Sunday, May 27, 2012

What is the Cost?

Reusable Water Not Cheaper: Report
http://bit.ly/KbuW9C


Committee Seeks Consultant to Help Evaluate Desal Projects
http://bit.ly/KfCIQ1


Both of these articles, the first dealing with San Diego Counties efforts to implement potable reuse as part of its overall water supply scheme, and the second involving the continuing saga of trying to bring more desalination to the Monterey Peninsula to alleviate the water supply issues there, involve making sure that the cost of the water, whatever the source, stays as low as possible. While on the surface this seems a worthy goal, the process by which this evaluation on cost takes place is fundamentally flawed. The cost comparisons, whether they intend to or not, inevitably use as their baseline the historical cost of water.
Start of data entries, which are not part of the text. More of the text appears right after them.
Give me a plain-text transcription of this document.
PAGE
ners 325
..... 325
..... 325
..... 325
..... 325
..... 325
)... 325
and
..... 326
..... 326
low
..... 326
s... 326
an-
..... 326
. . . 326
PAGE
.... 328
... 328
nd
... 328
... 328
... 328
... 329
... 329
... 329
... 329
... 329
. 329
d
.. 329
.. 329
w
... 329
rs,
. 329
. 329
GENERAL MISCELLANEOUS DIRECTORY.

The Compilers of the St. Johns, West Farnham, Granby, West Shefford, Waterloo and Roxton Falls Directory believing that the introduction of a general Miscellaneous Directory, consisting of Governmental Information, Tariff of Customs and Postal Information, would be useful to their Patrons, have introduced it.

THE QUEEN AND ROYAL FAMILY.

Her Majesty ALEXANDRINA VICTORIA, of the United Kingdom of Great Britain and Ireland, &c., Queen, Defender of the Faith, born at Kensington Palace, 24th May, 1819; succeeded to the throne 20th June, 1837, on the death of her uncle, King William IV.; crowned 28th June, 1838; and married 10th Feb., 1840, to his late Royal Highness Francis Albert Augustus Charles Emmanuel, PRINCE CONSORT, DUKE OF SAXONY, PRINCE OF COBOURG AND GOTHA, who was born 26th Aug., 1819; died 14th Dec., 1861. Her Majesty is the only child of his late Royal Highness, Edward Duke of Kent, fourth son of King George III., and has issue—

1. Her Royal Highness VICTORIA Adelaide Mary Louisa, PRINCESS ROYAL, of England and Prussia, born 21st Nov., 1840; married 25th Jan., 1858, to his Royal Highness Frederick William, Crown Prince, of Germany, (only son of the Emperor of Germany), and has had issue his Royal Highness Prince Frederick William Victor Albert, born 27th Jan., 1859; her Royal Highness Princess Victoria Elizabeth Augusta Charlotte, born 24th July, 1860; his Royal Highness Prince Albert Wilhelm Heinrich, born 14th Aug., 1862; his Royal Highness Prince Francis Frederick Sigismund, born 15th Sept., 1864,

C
But the historical costs were heavily subsidized by taxes and were from unsustainable systems of acquiring and delivering the water, which is why so much of the State of California is now in the situation it finds itself, faced with dwindling supplies and escalating costs. Cost comparisons for future water supplies need to consider the cost of increasingly limited supplies on the economy, and need to reflect the true, all encompassing cost of supplying the water. Essentially, we need to be asking ourselves not what will some project cost compared to what we’ve been paying for water, but what will it cost us, as individuals and as a community, if we run out of water.